La focalisation, voire l’obsession du “localisme”, nous semble reposer sur un amalgame simpliste entre la préférence des Français pour les circuits courts en matière alimentaire et la mise en place de protections aux frontières. Mais quand le “localisme” s’appuie sur des protections aux frontières dans une optique de quasi-fermeture, finit par être contre-productif pour le secteur agricole et agro-alimentaire français qui est un secteur essentiel pour nos territoires et notre économie.

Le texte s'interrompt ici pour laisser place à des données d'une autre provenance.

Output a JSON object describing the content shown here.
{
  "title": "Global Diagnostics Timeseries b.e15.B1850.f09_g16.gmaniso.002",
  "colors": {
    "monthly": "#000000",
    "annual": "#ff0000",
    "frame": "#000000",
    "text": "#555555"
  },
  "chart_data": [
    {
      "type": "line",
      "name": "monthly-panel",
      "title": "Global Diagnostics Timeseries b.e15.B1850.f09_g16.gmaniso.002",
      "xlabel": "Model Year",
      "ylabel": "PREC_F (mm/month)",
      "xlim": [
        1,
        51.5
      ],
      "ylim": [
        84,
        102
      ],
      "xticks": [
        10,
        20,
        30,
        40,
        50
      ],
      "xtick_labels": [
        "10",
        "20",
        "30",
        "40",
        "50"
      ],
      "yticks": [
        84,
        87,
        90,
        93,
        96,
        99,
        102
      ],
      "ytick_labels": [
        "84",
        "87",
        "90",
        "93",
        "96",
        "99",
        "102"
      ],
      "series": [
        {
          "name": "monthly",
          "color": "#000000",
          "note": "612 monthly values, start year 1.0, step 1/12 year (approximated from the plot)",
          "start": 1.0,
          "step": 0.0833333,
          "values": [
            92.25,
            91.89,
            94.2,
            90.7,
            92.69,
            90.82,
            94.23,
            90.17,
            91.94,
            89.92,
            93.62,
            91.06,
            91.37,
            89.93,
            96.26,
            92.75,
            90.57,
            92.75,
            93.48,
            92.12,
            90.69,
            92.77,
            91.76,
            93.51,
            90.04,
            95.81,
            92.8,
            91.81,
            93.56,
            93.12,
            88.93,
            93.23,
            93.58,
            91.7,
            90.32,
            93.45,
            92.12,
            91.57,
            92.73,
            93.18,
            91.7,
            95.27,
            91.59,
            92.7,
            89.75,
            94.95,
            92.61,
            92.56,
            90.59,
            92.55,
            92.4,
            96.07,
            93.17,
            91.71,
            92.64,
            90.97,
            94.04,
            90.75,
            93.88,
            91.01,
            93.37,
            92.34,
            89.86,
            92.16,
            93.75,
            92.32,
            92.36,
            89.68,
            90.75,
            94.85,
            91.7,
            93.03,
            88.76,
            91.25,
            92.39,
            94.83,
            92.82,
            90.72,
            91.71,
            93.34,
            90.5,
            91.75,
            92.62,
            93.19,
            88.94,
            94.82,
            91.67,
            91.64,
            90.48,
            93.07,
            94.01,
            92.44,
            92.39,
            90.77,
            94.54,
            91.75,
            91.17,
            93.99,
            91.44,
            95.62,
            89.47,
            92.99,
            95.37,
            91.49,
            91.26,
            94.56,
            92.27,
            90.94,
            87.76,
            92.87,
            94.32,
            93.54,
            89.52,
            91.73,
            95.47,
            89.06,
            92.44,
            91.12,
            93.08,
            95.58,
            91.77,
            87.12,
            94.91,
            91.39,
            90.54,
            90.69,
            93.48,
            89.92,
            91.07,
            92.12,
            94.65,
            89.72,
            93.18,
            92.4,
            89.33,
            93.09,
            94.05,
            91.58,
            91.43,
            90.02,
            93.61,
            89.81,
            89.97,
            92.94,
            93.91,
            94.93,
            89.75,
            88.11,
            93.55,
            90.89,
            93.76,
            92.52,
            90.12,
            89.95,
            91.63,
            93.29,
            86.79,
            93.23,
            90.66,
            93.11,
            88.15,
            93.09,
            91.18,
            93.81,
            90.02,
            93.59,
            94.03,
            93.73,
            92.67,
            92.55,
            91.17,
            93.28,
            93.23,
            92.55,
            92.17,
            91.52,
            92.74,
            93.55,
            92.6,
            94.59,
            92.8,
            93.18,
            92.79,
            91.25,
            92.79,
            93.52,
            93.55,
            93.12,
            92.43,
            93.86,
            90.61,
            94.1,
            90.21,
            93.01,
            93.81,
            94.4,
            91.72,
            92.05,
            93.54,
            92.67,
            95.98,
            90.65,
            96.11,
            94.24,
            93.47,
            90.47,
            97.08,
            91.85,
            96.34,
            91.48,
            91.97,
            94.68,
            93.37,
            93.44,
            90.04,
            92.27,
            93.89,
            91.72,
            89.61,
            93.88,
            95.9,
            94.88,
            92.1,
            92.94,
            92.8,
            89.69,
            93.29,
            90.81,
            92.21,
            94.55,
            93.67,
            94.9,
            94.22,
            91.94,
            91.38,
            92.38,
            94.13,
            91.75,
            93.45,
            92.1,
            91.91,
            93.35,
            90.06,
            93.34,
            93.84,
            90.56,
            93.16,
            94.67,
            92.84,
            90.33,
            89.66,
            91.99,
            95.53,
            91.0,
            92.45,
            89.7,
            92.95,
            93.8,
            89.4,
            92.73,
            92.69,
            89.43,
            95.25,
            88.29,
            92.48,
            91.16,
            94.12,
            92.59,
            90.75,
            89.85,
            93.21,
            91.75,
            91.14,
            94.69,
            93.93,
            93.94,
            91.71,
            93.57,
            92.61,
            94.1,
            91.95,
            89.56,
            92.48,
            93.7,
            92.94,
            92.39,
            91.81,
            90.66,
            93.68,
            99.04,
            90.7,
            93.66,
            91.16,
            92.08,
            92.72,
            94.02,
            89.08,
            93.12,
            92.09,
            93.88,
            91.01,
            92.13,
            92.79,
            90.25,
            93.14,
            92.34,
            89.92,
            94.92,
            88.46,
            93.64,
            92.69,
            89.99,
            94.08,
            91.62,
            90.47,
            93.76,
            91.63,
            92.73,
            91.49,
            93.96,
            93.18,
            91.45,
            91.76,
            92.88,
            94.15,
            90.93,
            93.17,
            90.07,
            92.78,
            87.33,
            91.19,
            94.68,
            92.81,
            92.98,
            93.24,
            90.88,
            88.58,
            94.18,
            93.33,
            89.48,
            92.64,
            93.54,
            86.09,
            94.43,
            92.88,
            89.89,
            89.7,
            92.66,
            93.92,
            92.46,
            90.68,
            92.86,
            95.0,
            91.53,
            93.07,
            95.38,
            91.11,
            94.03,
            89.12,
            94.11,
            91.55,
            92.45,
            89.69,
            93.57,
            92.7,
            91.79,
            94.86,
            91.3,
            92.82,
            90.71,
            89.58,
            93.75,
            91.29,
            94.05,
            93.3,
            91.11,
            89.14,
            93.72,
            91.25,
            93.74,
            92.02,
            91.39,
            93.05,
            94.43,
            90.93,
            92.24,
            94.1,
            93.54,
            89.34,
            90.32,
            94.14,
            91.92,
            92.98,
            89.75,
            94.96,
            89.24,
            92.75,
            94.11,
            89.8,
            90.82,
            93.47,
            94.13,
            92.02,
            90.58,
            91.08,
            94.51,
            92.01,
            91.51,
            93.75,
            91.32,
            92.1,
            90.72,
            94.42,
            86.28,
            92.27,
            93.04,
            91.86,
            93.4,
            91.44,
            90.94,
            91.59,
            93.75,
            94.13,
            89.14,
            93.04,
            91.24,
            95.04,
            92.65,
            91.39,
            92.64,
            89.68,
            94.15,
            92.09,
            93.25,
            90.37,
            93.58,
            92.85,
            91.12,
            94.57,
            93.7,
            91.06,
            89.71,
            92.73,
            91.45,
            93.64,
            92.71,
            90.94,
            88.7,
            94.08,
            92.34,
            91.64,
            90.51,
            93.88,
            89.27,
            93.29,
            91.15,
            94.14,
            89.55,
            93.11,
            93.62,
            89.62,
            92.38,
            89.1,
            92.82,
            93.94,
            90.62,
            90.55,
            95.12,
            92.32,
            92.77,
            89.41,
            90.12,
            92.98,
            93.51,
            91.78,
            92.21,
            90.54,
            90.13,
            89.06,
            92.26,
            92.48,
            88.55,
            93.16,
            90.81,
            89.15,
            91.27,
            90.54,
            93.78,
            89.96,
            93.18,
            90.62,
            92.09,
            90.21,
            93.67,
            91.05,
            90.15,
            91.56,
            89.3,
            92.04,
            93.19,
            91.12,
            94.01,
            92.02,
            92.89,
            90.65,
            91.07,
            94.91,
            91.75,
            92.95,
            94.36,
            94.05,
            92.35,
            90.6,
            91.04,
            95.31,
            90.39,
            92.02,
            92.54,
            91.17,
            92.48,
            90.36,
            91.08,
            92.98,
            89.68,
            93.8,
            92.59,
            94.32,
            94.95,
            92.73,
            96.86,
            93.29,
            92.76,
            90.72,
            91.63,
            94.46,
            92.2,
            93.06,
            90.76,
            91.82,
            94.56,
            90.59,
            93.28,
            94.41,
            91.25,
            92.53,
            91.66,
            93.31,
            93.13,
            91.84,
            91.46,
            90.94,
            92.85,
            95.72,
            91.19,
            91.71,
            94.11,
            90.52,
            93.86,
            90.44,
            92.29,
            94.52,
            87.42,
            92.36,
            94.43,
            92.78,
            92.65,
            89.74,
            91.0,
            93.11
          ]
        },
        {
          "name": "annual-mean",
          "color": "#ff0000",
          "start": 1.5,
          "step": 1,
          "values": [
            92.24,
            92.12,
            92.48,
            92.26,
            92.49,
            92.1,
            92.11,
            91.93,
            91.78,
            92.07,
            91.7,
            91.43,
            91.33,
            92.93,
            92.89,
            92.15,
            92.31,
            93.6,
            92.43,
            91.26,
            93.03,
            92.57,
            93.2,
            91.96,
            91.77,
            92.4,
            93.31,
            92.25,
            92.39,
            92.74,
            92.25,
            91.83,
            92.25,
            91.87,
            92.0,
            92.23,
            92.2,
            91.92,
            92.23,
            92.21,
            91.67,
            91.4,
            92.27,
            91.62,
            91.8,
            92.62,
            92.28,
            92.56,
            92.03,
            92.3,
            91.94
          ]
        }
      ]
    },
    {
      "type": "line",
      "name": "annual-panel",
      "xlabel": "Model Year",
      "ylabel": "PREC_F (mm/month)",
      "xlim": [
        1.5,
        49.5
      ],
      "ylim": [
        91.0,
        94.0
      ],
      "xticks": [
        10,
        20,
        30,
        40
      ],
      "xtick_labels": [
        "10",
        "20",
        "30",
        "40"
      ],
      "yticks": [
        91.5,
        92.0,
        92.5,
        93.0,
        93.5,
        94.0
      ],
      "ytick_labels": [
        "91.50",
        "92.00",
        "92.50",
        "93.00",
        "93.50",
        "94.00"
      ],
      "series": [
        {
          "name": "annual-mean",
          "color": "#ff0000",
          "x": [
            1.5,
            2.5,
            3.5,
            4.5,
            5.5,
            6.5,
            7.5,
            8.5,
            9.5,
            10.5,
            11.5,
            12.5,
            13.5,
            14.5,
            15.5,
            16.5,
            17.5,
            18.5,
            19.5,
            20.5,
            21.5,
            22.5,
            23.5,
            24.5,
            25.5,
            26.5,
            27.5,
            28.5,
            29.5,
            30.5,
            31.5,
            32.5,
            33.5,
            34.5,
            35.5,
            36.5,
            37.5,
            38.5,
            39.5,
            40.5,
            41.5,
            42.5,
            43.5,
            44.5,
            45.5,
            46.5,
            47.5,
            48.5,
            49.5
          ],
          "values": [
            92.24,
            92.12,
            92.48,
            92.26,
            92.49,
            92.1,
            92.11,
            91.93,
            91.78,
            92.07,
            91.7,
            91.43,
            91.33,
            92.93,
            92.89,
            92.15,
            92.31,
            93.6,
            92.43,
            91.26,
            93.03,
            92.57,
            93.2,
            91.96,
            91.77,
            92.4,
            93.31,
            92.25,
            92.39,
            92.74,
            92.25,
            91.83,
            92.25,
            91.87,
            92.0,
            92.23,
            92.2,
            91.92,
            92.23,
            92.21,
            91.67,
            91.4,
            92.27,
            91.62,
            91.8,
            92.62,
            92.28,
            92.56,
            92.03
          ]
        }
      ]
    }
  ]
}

En l’espèce, cette restriction d’importation ne serait applicable ni aux produits provenant d’autres États membres de l’UE (Marché unique) sans une sortie de l’UE, ni aux importations en provenance de pays tiers hors UE avec lesquels nous avons des accords commerciaux (politique commerciale de compétence communautaire). 

Les enjeux en termes de prospérité des entreprises et des territoires

Pour se développer et participer à la prospérité de leurs territoires, nos entreprises ont besoin d’accéder à un certain nombre de ressources à l’international (produits, services, technologies) qui sont indispensables à leur compétitivité, à leur innovation et à leur capacité à exporter. Elles ont aussi besoin dans de nombreux domaines, et notamment pour réussir à l’international, d’attirer les compétences et les talents de ressortissants étrangers. Toutes ces ressources jouent un rôle clé pour des secteurs aussi variés que l’agriculture, l’agroalimentaire, les nouvelles technologies, etc. ; sans elles, la capacité des entreprises françaises à se développer, y compris à l’international, et donc à dégager de la richesse pour notre pays et à créer de l’emploi, serait considérablement affaiblie.